Sob outro enfoque, Clóvis Victória (2011) dispõe em seu texto que, “entre a redução do lazer e a multiplicação de tarefas, os trabalhadores hiperconectados que sofrem com excesso de trabalho enfrentam o isolamento e a indecisão jurídica”. Para fortalecer esse entendimento, cita-se a pesquisa realizada pelo SINTRAJUFE (Sindicato dos trabalhadores de Judiciário da Justiça Federal do Rio Grande do Sul), em 2009, com 257 servidores dos Juizados Especiais Federais, que constatou sobrecarga de trabalho e redução da qualidade de saúde dos trabalhadores. Dentre eles, 22,5% disseram trabalhar entre uma e seis horas por semana em casa, enquanto que, 32,2% contaram que costumam levar trabalho para casa nos fins de semana. Confirmando a premissa, 97,1% reclamaram de cansaço e, 93,7% de dor ou ardência nos olhos.

Portanto, sob este assunto, convém destacar que o avanço tecnológico ao contrário de libertar o trabalhador, o escraviza através de atividades profissionais que avançam sobre seu tempo livre. Na atual era do trabalho imaterial, ou intelectual, o tempo pessoal e o período de trabalho, estão sendo confundidos e os reflexos surgem tanto para empresas e os negócios, como para a sociedade. Contudo, além da invasão da vida pessoal pelo trabalho, o maior dilema enfrentado pelo trabalhador, fruto da tecnologia ainda não apresenta nenhuma solução.

Em observação a constante conexão do trabalhador após a sua jornada diária de trabalho, convém destacar, que o tempo dedicado ao trabalho na sociedade tecnológica, compromete não somente a qualidade de vida, como invade a vida particular do empregado, através do exercício de tarefas laborais em sua residência, e nos momentos destinados ao seu descanso. O fato de o trabalhador permanecer disponível para desenvolver atividades do trabalho através dos aparatos tecnológicos, comprova que a tecnologia interfere no tempo livre, causando um estremecimento entre o tempo profissional e o pessoal.

Posta assim a questão, indubitável é afirmar, que conforme avançam na carreira, os profissionais ficam cada vez mais envolvidos com as empresas. Trabalhar demais, com a responsabilidade do cumprimento de metas cada vez mais elevadas, pode ter consequências trágicas, a exemplos da Toyota no Japão que um terço dos japoneses, trabalha mais de 12 horas por dia, sendo parte desse período sem remuneração, pois as empresas consideram as horas excedentes, um “trabalho voluntário”. Após ocorrem algumas mortes, por excesso de trabalho, o governo japonês criou leis reduzindo as jornadas, porém as empresas passaram a obrigar os empregados a trabalhar horas a mais sem remuneração. Segundo o Ministério da Saúde, do Bem Estar e do Trabalho do Japão, em 2006, 355 trabalhadores adoeceram gravemente por sobrecarga de trabalho e, cerca de 150 morreram. (SCANFONE; CARVALHO NETO; TANURE, 2008, p. 45-61)

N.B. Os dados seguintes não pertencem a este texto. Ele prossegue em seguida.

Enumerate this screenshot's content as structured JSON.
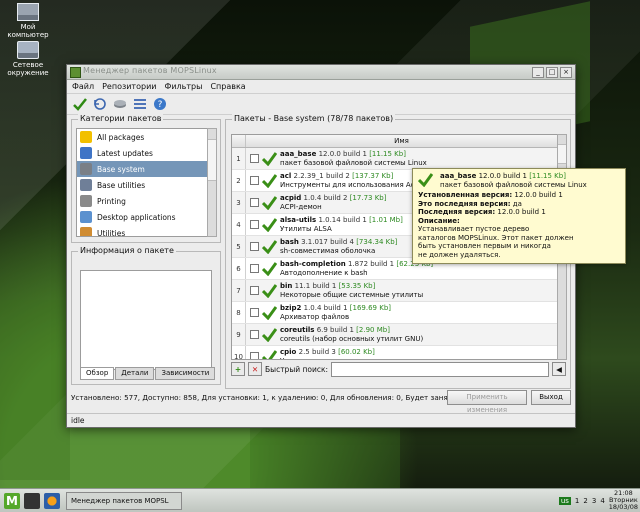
{
  "desktop": {
    "icons": [
      {
        "label_line1": "Мой",
        "label_line2": "компьютер"
      },
      {
        "label_line1": "Сетевое",
        "label_line2": "окружение"
      }
    ]
  },
  "window": {
    "title": "Менеджер пакетов MOPSLinux",
    "menu": [
      "Файл",
      "Репозитории",
      "Фильтры",
      "Справка"
    ],
    "toolbar_icons": [
      "apply-icon",
      "undo-icon",
      "disk-icon",
      "list-icon",
      "help-icon"
    ]
  },
  "categories": {
    "title": "Категории пакетов",
    "items": [
      "All packages",
      "Latest updates",
      "Base system",
      "Base utilities",
      "Printing",
      "Desktop applications",
      "Utilities"
    ],
    "selected": "Base system",
    "icon_colors": [
      "#f2c000",
      "#3f74c6",
      "#7a7f86",
      "#6f7f98",
      "#8a8a8a",
      "#5b91cf",
      "#d08c32"
    ]
  },
  "info": {
    "title": "Информация о пакете",
    "tabs": [
      "Обзор",
      "Детали",
      "Зависимости"
    ],
    "active_tab": "Обзор"
  },
  "packages": {
    "title": "Пакеты - Base system",
    "count": "(78/78 пакетов)",
    "header": "Имя",
    "rows": [
      {
        "num": "1",
        "name": "aaa_base",
        "ver": "12.0.0 build 1",
        "size": "[11.15 Kb]",
        "desc": "пакет базовой файловой системы Linux"
      },
      {
        "num": "2",
        "name": "acl",
        "ver": "2.2.39_1 build 2",
        "size": "[137.37 Kb]",
        "desc": "Инструменты для использования Access Control"
      },
      {
        "num": "3",
        "name": "acpid",
        "ver": "1.0.4 build 2",
        "size": "[17.73 Kb]",
        "desc": "ACPI-демон"
      },
      {
        "num": "4",
        "name": "alsa-utils",
        "ver": "1.0.14 build 1",
        "size": "[1.01 Mb]",
        "desc": "Утилиты ALSA"
      },
      {
        "num": "5",
        "name": "bash",
        "ver": "3.1.017 build 4",
        "size": "[734.34 Kb]",
        "desc": "sh-совместимая оболочка"
      },
      {
        "num": "6",
        "name": "bash-completion",
        "ver": "1.872 build 1",
        "size": "[62.23 Kb]",
        "desc": "Автодополнение к bash"
      },
      {
        "num": "7",
        "name": "bin",
        "ver": "11.1 build 1",
        "size": "[53.35 Kb]",
        "desc": "Некоторые общие системные утилиты"
      },
      {
        "num": "8",
        "name": "bzip2",
        "ver": "1.0.4 build 1",
        "size": "[169.69 Kb]",
        "desc": "Архиватор файлов"
      },
      {
        "num": "9",
        "name": "coreutils",
        "ver": "6.9 build 1",
        "size": "[2.90 Mb]",
        "desc": "coreutils (набор основных утилит GNU)"
      },
      {
        "num": "10",
        "name": "cpio",
        "ver": "2.5 build 3",
        "size": "[60.02 Kb]",
        "desc": "Утилита резервного копирования и архивирования"
      }
    ]
  },
  "tooltip": {
    "name": "aaa_base",
    "ver": "12.0.0 build 1",
    "size": "[11.15 Kb]",
    "desc_short": "пакет базовой файловой системы Linux",
    "installed_label": "Установленная версия:",
    "installed_value": "12.0.0 build 1",
    "latest_q_label": "Это последняя версия:",
    "latest_q_value": "да",
    "latest_label": "Последняя версия:",
    "latest_value": "12.0.0 build 1",
    "desc_label": "Описание:",
    "desc_lines": [
      "Устанавливает пустое дерево",
      "каталогов MOPSLinux. Этот пакет должен",
      "быть установлен первым и никогда",
      "не должен удаляться."
    ]
  },
  "search": {
    "label": "Быстрый поиск:",
    "value": ""
  },
  "status": {
    "summary": "Установлено: 577, Доступно: 858, Для установки: 1, к удалению: 0, Для обновления: 0, Будет занято: 320.20 Mb",
    "apply": "Применить изменения",
    "exit": "Выход",
    "state": "idle"
  },
  "taskbar": {
    "task": "Менеджер пакетов MOPSL",
    "lang": "us",
    "num1": "1",
    "num2": "2",
    "num3": "3",
    "num4": "4",
    "clock_time": "21:08",
    "clock_day": "Вторник",
    "clock_date": "18/03/08"
  },
  "colors": {
    "accent_green": "#3a8f17",
    "selection": "#7596b8",
    "tooltip_bg": "#fffbd0"
  }
}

Ao contrário disso, surgiram novos paradigmas criado como meios de forçar os executivos a irem para casa, por exemplo: na Nokia, as luzes se apagam diariamente às 8 (oito) da noite; na Duke Emergy, multinacional americana no setor de energia, nas sexta-feira a jornada encerra às 16 horas; na Promon, a orientação é não ficar além do necessário no escritório e não levar trabalho para casa, com uma simples lição: concentrar-se naquilo que realmente importa. (ONAGA, 2006)

Continuando, a Volkswagen alemã, decidiu poupar seus funcionários dos e-mails via BlackBerry fora do horário de expediente. A montadora e os representantes dos funcionários acordaram em desativar a função de e-mail durante a noite. Além disso, só receberão e-mail até meia hora antes ou depois do horário de trabalho. O objetivo é garantir um tempo de descanso, com a expectativa de que os funcionários não fiquem acessíveis em tempo integral, evitando o risco de síndrome psicológica. (BBC BRASIL, 2011)

Similarmente, a Henkel, empresa fabricante de produtos de limpeza e higiene alemã, também declarou durante o mês de novembro de 2011, que os e-mails internos, deveriam ser enviados apenas em casos de emergência, e entre o natal e ano novo os e-mails estavam proibidos. Analistas de negócios afirmam que essas medidas refletem a conscientização das empresas, a respeito de um problema que afeta o bem-estar do trabalhador. (BBC BRASIL, 2011)

Diante deste novo quadro sócio econômico, sobrevém a necessidade de repensar a questão do tempo de trabalho, e neste caso, ajustar o enquadramento jurídico nos atuais sistemas de relações de trabalho, privilegiando a saúde e a segurança do trabalhador, proporcionando-lhe a efetiva garantia do tempo para o lazer. Diante deste novo mundo do trabalho, existe a dificuldade em preservar as fronteiras entre vida pessoal e trabalho, uma vez que, vida e trabalho se encontram intimamente entrelaçados com a tecnologia.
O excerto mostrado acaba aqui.